Appellate reports

A review of recent cases of interest to plaintiffs’ attorneys, including the landmark State of California v. Allstate Ins. Co.

Jeffrey I. Ehrlich
2009 May

Insurance/pollution exclusion/causation/apportionment

State of California v. Allstate Ins. Co.

(2009) 45 Cal.4th 1008 [90 Cal.Rptr.3d 1]

This is a landmark California insurance decision, which addresses a number of important issues. It will therefore be discussed at greater length than usual. But the reader should be aware that even this expanded summary necessarily omits additional important facets of the decision.

The State of California was held liable in a federal-court action for the discharge of hazardous wastes from the Stringfellow Acid Pits. It sought insurance coverage for its liability under four excess-insurance policies, under the coverage provided for property damage. The policies contained a pollution exclusion that barred coverage for property damage arising from pollution, but which contained an exception for “sudden and accidental” discharges of pollutants. The Supreme Court decided the following issues relating to coverage:

(1) In determining whether a discharge is subject to the exception for sudden and accidental discharges, is the proper focus on the initial deposit of the chemical wastes into storage on the site (which was a deliberate act), or, instead, on the escape of the pollutants from the site into the environment? [Held: the proper focus is on the escape of pollutants into the environment.]

(2) Does the emergency release by the State of polluted runoff to prevent a larger uncontrolled release constitute an “accidental” release? [Held: the emergency release qualified as “accidental”.]

(3) If some, but not all, of the discharges from the site were sudden and accidental, were the insurers entitled to summary judgment because the State could not prove which part of its liability for property damage was the result of the sudden and accidental discharges? [Held: The State was not required to prove, in order to obtain coverage for the loss, which portion of the liability was the result of sudden and accidental discharges.]

The State had selected the location for, designed, and directed the construction of a hazardous-waste disposal site capable of receiving all types of liquid wastes, in the 1950s in Riverside County. The site was known as the Stringfellow Acid Pits. Between the time the site opened in 1956 and its closure in 1972, 30 million gallons of industrial waste was deposited into the unlined evaporation ponds at the site. By 1960, a report showed that chemical pollution was seeping into groundwater below the site, creating a plume of contaminated groundwater as the water moved downgradient from the site. In addition, two major rain-related overflow episodes occurred at the site – one in 1969 and one in 1978. The 1978 event occurred when the State made a series of controlled releases from the ponds in order to prevent the failure of a retention dam.

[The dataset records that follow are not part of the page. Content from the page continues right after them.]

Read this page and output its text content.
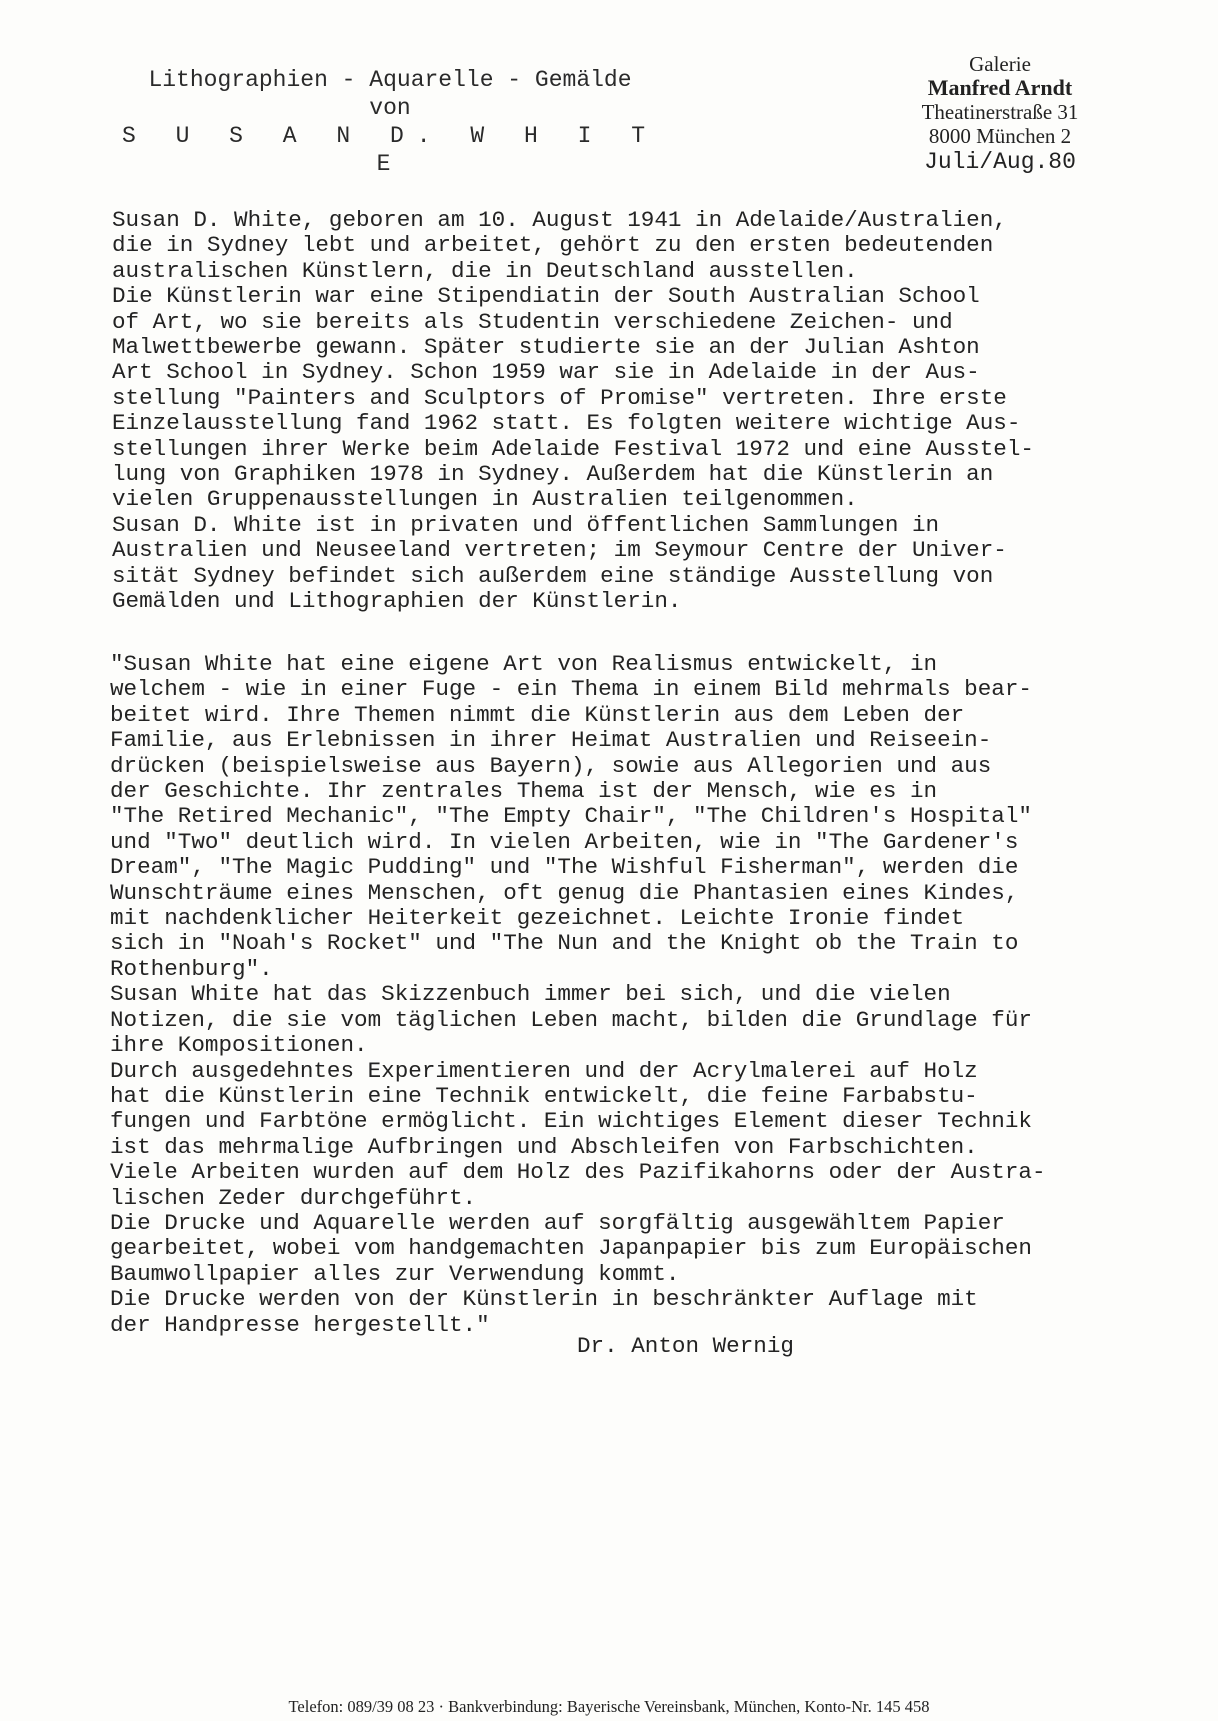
Lithographien - Aquarelle - Gemälde
von
S U S A N D. W H I T E
Galerie
Manfred Arndt
Theatinerstraße 31
8000 München 2
Juli/Aug.80

Susan D. White, geboren am 10. August 1941 in Adelaide/Australien,

die in Sydney lebt und arbeitet, gehört zu den ersten bedeutenden

australischen Künstlern, die in Deutschland ausstellen.

Die Künstlerin war eine Stipendiatin der South Australian School

of Art, wo sie bereits als Studentin verschiedene Zeichen- und

Malwettbewerbe gewann. Später studierte sie an der Julian Ashton

Art School in Sydney. Schon 1959 war sie in Adelaide in der Aus-

stellung "Painters and Sculptors of Promise" vertreten. Ihre erste

Einzelausstellung fand 1962 statt. Es folgten weitere wichtige Aus-

stellungen ihrer Werke beim Adelaide Festival 1972 und eine Ausstel-

lung von Graphiken 1978 in Sydney. Außerdem hat die Künstlerin an

vielen Gruppenausstellungen in Australien teilgenommen.

Susan D. White ist in privaten und öffentlichen Sammlungen in

Australien und Neuseeland vertreten; im Seymour Centre der Univer-

sität Sydney befindet sich außerdem eine ständige Ausstellung von

Gemälden und Lithographien der Künstlerin.

"Susan White hat eine eigene Art von Realismus entwickelt, in

welchem - wie in einer Fuge - ein Thema in einem Bild mehrmals bear-

beitet wird. Ihre Themen nimmt die Künstlerin aus dem Leben der

Familie, aus Erlebnissen in ihrer Heimat Australien und Reiseein-

drücken (beispielsweise aus Bayern), sowie aus Allegorien und aus

der Geschichte. Ihr zentrales Thema ist der Mensch, wie es in

"The Retired Mechanic", "The Empty Chair", "The Children's Hospital"

und "Two" deutlich wird. In vielen Arbeiten, wie in "The Gardener's

Dream", "The Magic Pudding" und "The Wishful Fisherman", werden die

Wunschträume eines Menschen, oft genug die Phantasien eines Kindes,

mit nachdenklicher Heiterkeit gezeichnet. Leichte Ironie findet

sich in "Noah's Rocket" und "The Nun and the Knight ob the Train to

Rothenburg".

Susan White hat das Skizzenbuch immer bei sich, und die vielen

Notizen, die sie vom täglichen Leben macht, bilden die Grundlage für

ihre Kompositionen.

Durch ausgedehntes Experimentieren und der Acrylmalerei auf Holz

hat die Künstlerin eine Technik entwickelt, die feine Farbabstu-

fungen und Farbtöne ermöglicht. Ein wichtiges Element dieser Technik

ist das mehrmalige Aufbringen und Abschleifen von Farbschichten.

Viele Arbeiten wurden auf dem Holz des Pazifikahorns oder der Austra-

lischen Zeder durchgeführt.

Die Drucke und Aquarelle werden auf sorgfältig ausgewähltem Papier

gearbeitet, wobei vom handgemachten Japanpapier bis zum Europäischen

Baumwollpapier alles zur Verwendung kommt.

Die Drucke werden von der Künstlerin in beschränkter Auflage mit

der Handpresse hergestellt."

Dr. Anton Wernig
Telefon: 089/39 08 23 · Bankverbindung: Bayerische Vereinsbank, München, Konto-Nr. 145 458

With respect to the first issue, the Court held that the coverage issue turned on whether the discharges for which the State was held liable was sudden and accidental. As a result, the insurers could not escape liability by arguing that because the initial deposit of waste into the ponds on the site was deliberate, the “sudden and accidental” exception to the pollution exclusion did not apply. The State was not held liable for the initial deposit of waste at the site. The initial deposit of waste, although imperfect, did not itself spread chemical wastes widely through the environment. “A reasonable insured would not understand an exclusion for ‘release’ of pollutants to apply where, as here, the wastes are deposited into intended containment ponds and do not behave as environmental pollutants until they are later released or discharged from the ponds.” (Id., 90 Cal.Rptr.3d at 12.) Even assuming that the initial deposit of chemical waste into the evaporation ponds was a discharge or release of pollutants, the subsequent escape of those chemicals from the ponds into the surrounding soils was a second release or discharge, and it was this second event for which the State was held liable.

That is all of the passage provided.